While Ennis and Farah had been tipped to win gold after previous victories at major championships, Rutherford arrived in London without much weight of expectation despite leading the world rankings in 2012.
And the 25-year-old wants a new generation of young athletes to follow in his footsteps ahead of London staging the World Championships in 2017.
"I don't think it's completely hit me what has happened," Rutherford admitted. "If we have gone out there and inspired people that would be absolutely fantastic, that's part of why we do it. I am hoping there are a couple of kids out there that are thinking I will do long jump now, that ginger guy was pretty good!
"The likes of Jess and Mo have been there for a couple of years doing incredible things, they have been inspiring for a long time and I am hoping I can jump on that now and be inspiring too.

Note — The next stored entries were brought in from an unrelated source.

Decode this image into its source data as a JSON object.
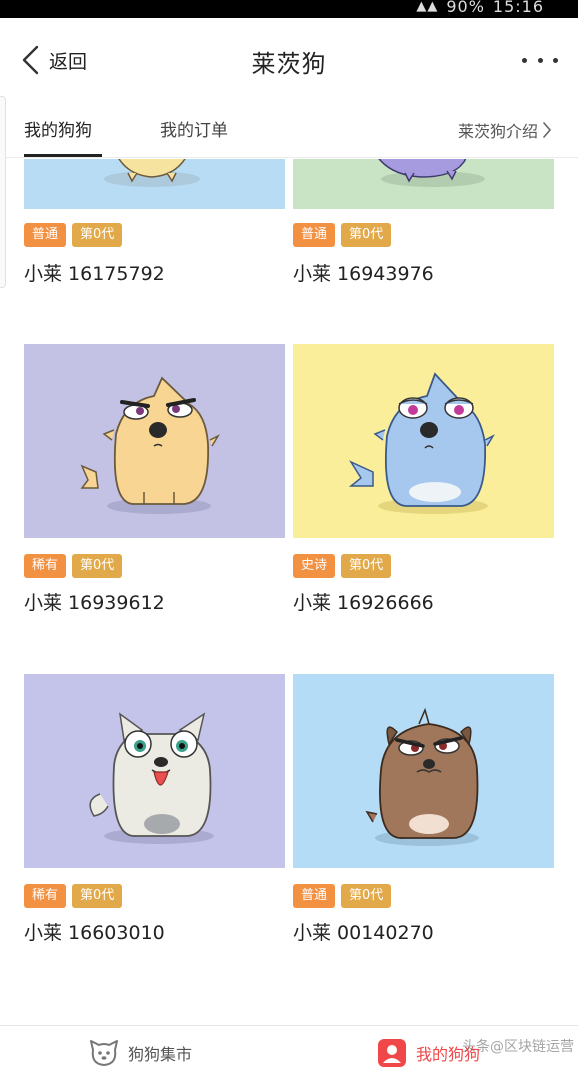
{
  "status_bar": {
    "battery": "90%",
    "time": "15:16"
  },
  "navbar": {
    "back_label": "返回",
    "title": "莱茨狗"
  },
  "tabs": {
    "mine": "我的狗狗",
    "orders": "我的订单",
    "intro": "莱茨狗介绍"
  },
  "dogs": [
    {
      "rarity": "普通",
      "generation": "第0代",
      "name": "小莱 16175792",
      "bg": "#b7dcf4",
      "body": "#f7e3a0"
    },
    {
      "rarity": "普通",
      "generation": "第0代",
      "name": "小莱 16943976",
      "bg": "#c8e4c4",
      "body": "#a79be0"
    },
    {
      "rarity": "稀有",
      "generation": "第0代",
      "name": "小莱 16939612",
      "bg": "#c3c2e4",
      "body": "#f8d593"
    },
    {
      "rarity": "史诗",
      "generation": "第0代",
      "name": "小莱 16926666",
      "bg": "#fbee9a",
      "body": "#a6c8ef"
    },
    {
      "rarity": "稀有",
      "generation": "第0代",
      "name": "小莱 16603010",
      "bg": "#c4c4ea",
      "body": "#ecebe3"
    },
    {
      "rarity": "普通",
      "generation": "第0代",
      "name": "小莱 00140270",
      "bg": "#b5dcf6",
      "body": "#a0775a"
    }
  ],
  "bottom_nav": {
    "market": "狗狗集市",
    "mine": "我的狗狗",
    "active": "mine"
  },
  "watermark": "头条@区块链运营",
  "colors": {
    "rarity_badge": "#f39142",
    "generation_badge": "#e2a94a",
    "active_nav": "#f04848"
  }
}
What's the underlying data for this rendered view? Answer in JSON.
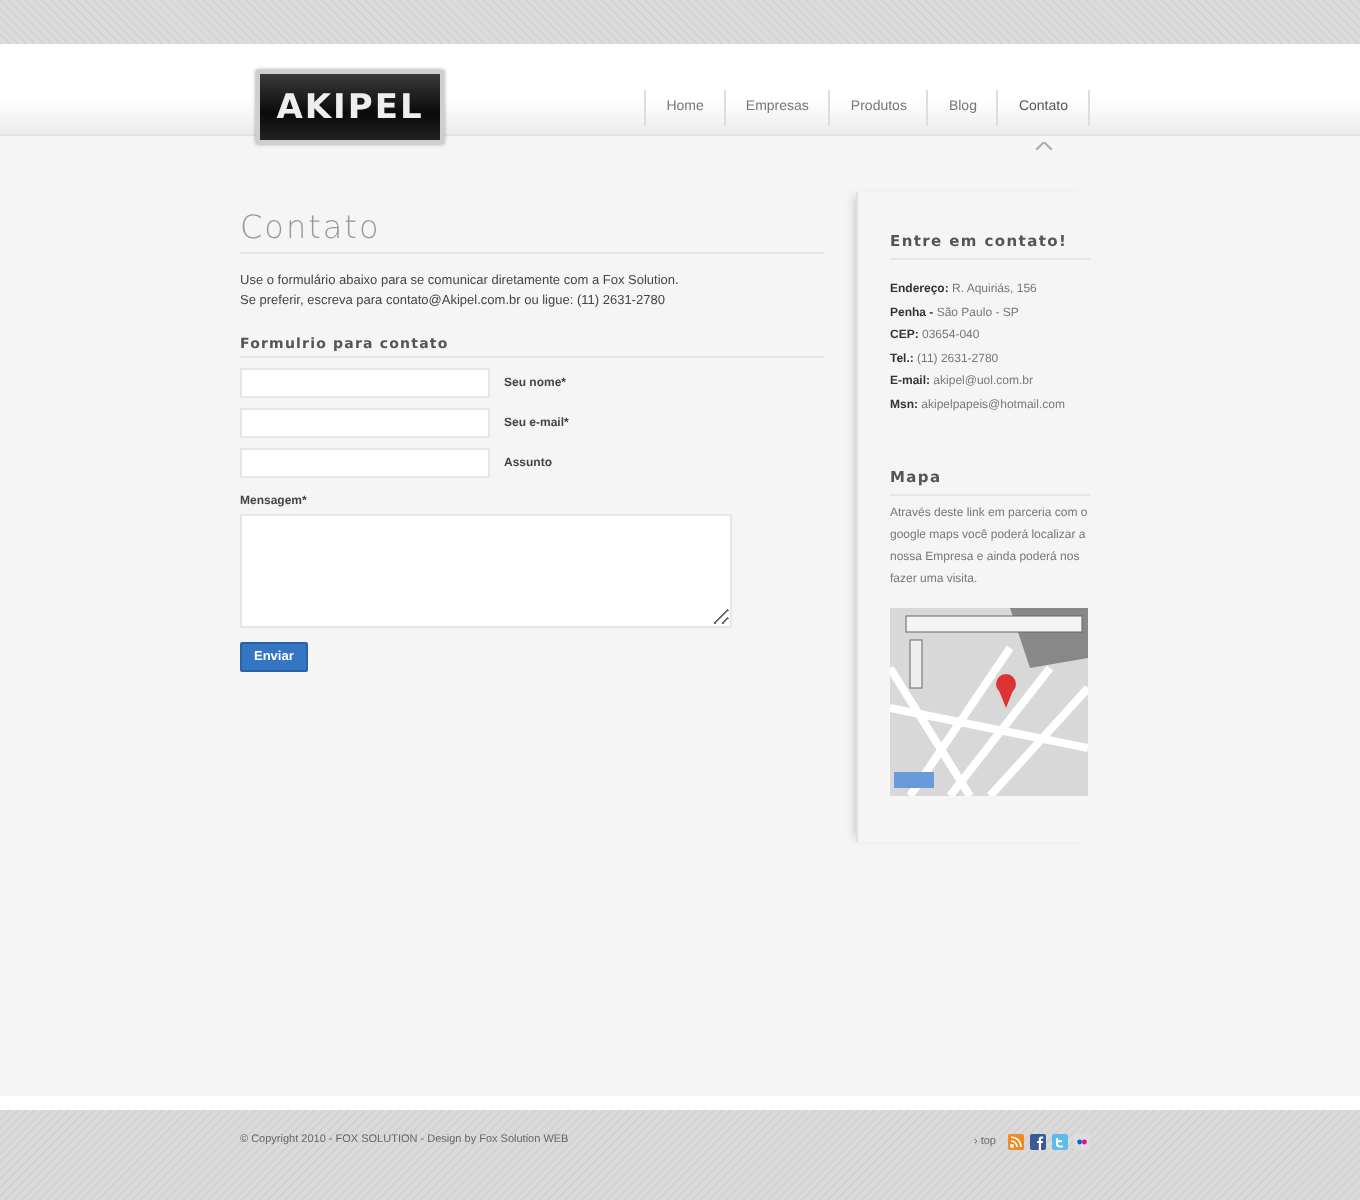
{
  "logo": {
    "text": "AKIPEL"
  },
  "nav": [
    {
      "label": "Home",
      "selected": false
    },
    {
      "label": "Empresas",
      "selected": false
    },
    {
      "label": "Produtos",
      "selected": false
    },
    {
      "label": "Blog",
      "selected": false
    },
    {
      "label": "Contato",
      "selected": true
    }
  ],
  "page": {
    "title": "Contato",
    "intro": [
      "Use o formulário abaixo para se comunicar diretamente com a Fox Solution.",
      "Se preferir, escreva para contato@Akipel.com.br ou ligue: (11) 2631-2780"
    ]
  },
  "form": {
    "title": "Formulrio para contato",
    "fields": [
      {
        "label": "Seu nome*"
      },
      {
        "label": "Seu e-mail*"
      },
      {
        "label": "Assunto"
      }
    ],
    "message_label": "Mensagem*",
    "submit": "Enviar"
  },
  "sidebar": {
    "contact_title": "Entre em contato!",
    "contact_lines": [
      "**Endereço:** R. Aquiriás, 156",
      "**Penha -** São Paulo - SP",
      "**CEP:** 03654-040",
      "**Tel.:** (11) 2631-2780",
      "**E-mail:** akipel@uol.com.br",
      "**Msn:** akipelpapeis@hotmail.com"
    ],
    "map_title": "Mapa",
    "map_text": "Através deste link em parceria com o google maps você poderá localizar a nossa Empresa e ainda poderá nos fazer uma visita."
  },
  "footer": {
    "copyright": "© Copyright 2010 - FOX SOLUTION - Design by Fox Solution WEB",
    "top_link": "› top"
  }
}
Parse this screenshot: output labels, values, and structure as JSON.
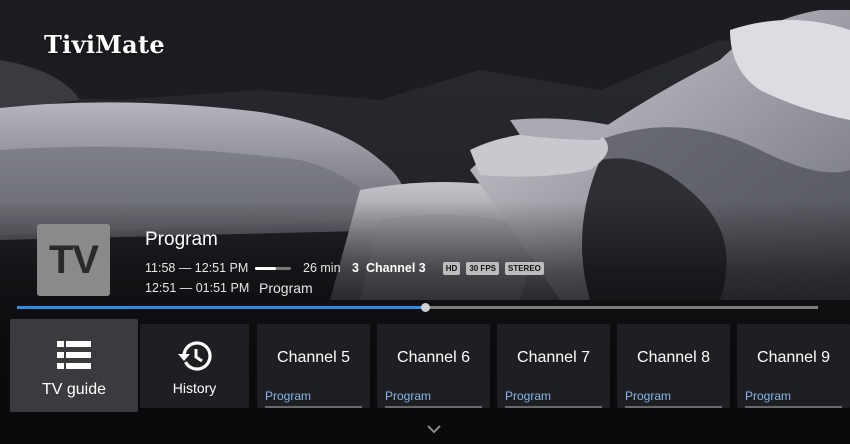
{
  "app": {
    "logo_text": "TiviMate"
  },
  "now_playing": {
    "channel_logo_text": "TV",
    "program_title": "Program",
    "time_range": "11:58 — 12:51 PM",
    "elapsed_fraction": 0.58,
    "duration": "26 min",
    "channel_number": "3",
    "channel_name": "Channel 3",
    "badges": [
      "HD",
      "30 FPS",
      "STEREO"
    ],
    "next_time_range": "12:51 — 01:51 PM",
    "next_program": "Program",
    "playback_progress_fraction": 0.51
  },
  "menu": {
    "tv_guide_label": "TV guide",
    "history_label": "History"
  },
  "channels": [
    {
      "name": "Channel 5",
      "program": "Program"
    },
    {
      "name": "Channel 6",
      "program": "Program"
    },
    {
      "name": "Channel 7",
      "program": "Program"
    },
    {
      "name": "Channel 8",
      "program": "Program"
    },
    {
      "name": "Channel 9",
      "program": "Program"
    }
  ],
  "colors": {
    "accent": "#2f8be3",
    "program_text": "#8ab4e8"
  }
}
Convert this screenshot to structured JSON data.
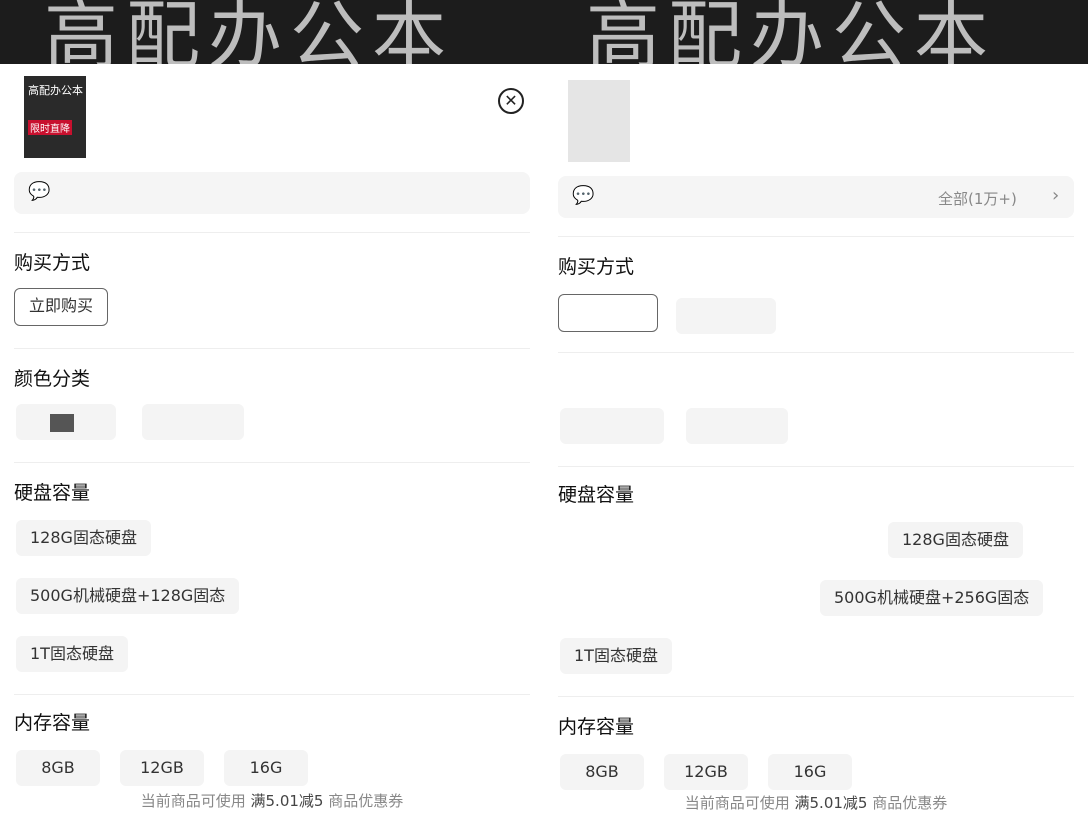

"I can say yes I'm an Olympic champion now, which is something I've wanted my entire life, but the emotion that comes with that, I am not quite sure how to take it on board. It's a very very strange feeling. I am very happy but don't really know how to get that out at the moment."
Rutherford's winning jump was the shortest to win Olympic gold since 1972, although it was also just three centimetres less than Irving Saladino's winning distance in Beijing four years ago.
But none of that was about to bother Rutherford, whose previous appearance at the Olympics ended with kidney and lung infections and being ferried to a Beijing hospital in the back of an ambulance.
"I have always said that I could win majors and jump far; I didn't jump massive last night but it was enough to win and that's what it's all about," Rutherford added. "I would have been happy with seven metres if it meant I was Olympic champion to be honest."